Die mögliche Haftung beschränkte sich dabei auf die ihm selbst zuzurechnenden Prospektaussagen. Entsprechendes gilt für die mit dem Bestätigungsvermerk verbundene Erklärung des Wirtschaftsprüfers, im Rahmen der Vorprüfung zur Jahresabschlussprüfung für das nächste Geschäftsjahr seien keine Anhaltspunkte für eine vom Vorjahr abweichende Beurteilung bekannt geworden; diese Erklärung begründet keine weiter gehende Einstandspflicht nach den Grundsätzen der Prospekthaftung.
Die für den Anleger streitende Vermutung, dass es ihm auf die Richtigkeit aller wesentlichen Aussagen in dem bei den Vertragsverhandlungen verwendeten Prospekts ankam, kann von dem Beklagten widerlegt werden. Hierzu muss er darlegen, dass es an der Wesentlichkeit der Prospektaussagen des Wirtschaftsprüfers für die Entschließung des Anlageinteressenten fehlte.
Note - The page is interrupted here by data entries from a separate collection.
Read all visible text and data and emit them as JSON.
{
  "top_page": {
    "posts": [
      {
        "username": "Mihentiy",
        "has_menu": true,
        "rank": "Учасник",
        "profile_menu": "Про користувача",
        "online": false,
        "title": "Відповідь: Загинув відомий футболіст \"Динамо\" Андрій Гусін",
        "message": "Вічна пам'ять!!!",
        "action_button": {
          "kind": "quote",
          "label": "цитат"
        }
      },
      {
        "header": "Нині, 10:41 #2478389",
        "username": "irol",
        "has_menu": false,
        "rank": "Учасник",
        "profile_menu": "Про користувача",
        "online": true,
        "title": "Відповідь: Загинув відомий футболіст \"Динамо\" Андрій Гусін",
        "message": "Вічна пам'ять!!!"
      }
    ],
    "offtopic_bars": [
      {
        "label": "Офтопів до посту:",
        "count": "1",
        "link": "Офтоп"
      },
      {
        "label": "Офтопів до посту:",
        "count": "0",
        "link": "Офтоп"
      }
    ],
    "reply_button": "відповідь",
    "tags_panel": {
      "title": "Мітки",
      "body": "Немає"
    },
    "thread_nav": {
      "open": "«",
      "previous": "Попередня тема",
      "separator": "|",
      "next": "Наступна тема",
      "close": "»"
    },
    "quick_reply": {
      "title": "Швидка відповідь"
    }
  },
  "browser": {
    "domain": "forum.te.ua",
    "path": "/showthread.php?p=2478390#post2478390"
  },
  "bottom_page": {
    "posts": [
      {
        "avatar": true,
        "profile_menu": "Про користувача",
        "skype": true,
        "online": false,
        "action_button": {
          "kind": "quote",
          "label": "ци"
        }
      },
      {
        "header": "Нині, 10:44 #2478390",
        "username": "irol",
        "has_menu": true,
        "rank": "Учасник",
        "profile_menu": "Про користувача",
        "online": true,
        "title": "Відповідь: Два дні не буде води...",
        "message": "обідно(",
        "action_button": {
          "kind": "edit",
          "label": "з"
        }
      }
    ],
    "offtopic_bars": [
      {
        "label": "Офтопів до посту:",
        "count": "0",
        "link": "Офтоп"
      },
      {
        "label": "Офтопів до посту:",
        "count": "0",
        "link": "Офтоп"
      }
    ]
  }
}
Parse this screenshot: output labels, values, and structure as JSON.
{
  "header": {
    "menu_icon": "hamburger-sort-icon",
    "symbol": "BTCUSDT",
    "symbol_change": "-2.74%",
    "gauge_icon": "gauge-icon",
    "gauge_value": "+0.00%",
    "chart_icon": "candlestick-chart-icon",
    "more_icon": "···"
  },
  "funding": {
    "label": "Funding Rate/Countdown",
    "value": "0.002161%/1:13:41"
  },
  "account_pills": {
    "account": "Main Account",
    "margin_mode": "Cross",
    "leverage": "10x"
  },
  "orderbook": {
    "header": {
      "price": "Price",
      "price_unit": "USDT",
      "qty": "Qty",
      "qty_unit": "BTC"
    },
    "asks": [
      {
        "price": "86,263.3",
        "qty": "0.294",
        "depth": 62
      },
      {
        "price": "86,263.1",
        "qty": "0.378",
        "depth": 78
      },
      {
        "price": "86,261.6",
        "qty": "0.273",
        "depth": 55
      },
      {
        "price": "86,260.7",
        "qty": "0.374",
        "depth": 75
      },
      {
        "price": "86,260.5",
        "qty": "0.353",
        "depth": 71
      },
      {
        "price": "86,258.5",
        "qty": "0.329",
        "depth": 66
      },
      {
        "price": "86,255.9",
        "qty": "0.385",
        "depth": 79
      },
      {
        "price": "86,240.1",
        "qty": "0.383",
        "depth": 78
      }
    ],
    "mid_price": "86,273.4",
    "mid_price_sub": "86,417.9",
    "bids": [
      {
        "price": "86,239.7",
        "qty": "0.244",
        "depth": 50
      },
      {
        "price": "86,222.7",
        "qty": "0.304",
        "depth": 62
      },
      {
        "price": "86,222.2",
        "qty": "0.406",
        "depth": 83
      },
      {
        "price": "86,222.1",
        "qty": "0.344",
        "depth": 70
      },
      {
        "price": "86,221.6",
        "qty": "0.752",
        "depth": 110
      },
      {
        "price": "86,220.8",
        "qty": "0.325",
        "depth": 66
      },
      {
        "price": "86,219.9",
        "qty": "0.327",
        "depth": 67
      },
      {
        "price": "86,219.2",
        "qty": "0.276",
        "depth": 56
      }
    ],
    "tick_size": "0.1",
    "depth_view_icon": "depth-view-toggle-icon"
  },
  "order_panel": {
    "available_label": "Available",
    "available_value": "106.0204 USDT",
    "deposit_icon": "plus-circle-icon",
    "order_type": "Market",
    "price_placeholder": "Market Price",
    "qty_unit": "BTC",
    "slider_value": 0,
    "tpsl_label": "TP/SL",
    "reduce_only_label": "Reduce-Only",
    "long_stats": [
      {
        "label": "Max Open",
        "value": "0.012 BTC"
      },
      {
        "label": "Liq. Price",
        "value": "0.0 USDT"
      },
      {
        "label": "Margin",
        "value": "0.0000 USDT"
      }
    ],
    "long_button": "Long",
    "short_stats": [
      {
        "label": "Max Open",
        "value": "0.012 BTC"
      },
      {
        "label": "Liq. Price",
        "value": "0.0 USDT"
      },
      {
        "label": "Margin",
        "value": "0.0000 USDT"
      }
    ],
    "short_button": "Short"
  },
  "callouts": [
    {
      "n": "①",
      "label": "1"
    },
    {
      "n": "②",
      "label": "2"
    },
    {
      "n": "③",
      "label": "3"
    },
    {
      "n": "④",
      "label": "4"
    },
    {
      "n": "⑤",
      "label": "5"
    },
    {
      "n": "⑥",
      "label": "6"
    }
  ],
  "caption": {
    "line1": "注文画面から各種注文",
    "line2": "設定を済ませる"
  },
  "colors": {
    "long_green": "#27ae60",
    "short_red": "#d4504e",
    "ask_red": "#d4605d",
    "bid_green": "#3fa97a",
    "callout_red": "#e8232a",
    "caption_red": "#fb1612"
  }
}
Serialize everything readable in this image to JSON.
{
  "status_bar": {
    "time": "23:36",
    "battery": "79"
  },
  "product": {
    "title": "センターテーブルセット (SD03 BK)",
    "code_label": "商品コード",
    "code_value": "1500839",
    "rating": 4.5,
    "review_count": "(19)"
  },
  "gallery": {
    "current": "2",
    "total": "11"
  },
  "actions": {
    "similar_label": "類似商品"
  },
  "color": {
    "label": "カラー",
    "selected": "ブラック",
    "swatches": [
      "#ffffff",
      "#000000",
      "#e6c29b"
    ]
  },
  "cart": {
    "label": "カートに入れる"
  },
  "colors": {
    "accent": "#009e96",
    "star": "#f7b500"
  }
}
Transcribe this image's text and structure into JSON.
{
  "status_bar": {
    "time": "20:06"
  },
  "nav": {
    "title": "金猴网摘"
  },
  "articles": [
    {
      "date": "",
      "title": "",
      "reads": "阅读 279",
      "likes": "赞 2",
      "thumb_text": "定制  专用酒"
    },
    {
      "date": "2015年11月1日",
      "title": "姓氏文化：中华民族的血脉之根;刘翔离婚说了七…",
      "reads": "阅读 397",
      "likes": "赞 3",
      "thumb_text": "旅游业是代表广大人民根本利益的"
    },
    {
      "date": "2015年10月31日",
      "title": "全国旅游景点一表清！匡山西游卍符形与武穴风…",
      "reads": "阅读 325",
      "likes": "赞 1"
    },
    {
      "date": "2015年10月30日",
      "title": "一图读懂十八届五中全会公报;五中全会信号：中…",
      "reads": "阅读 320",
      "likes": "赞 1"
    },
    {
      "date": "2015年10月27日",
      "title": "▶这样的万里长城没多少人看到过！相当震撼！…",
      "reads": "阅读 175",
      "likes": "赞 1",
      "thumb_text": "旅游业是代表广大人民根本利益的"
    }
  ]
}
Es ist darauf abzustellen, ob die Anlageentscheidung auch dann getroffen bzw. dann nicht getroffen worden wäre, wenn der Wirtschaftsprüfer den unbeschränkten Bestätigungsvermerk (pflichtgemäß) nicht erteilt hätte und ein solcher daher nicht im Prospekt veröffentlicht worden wäre.

Gelingt einem Garanten – in Betracht kommen auch in dem Prospekt enthaltene Angaben eines Steuerberaters – ein solcher Nachweis nicht, haftet er zumindest anteilig für falsche Angaben.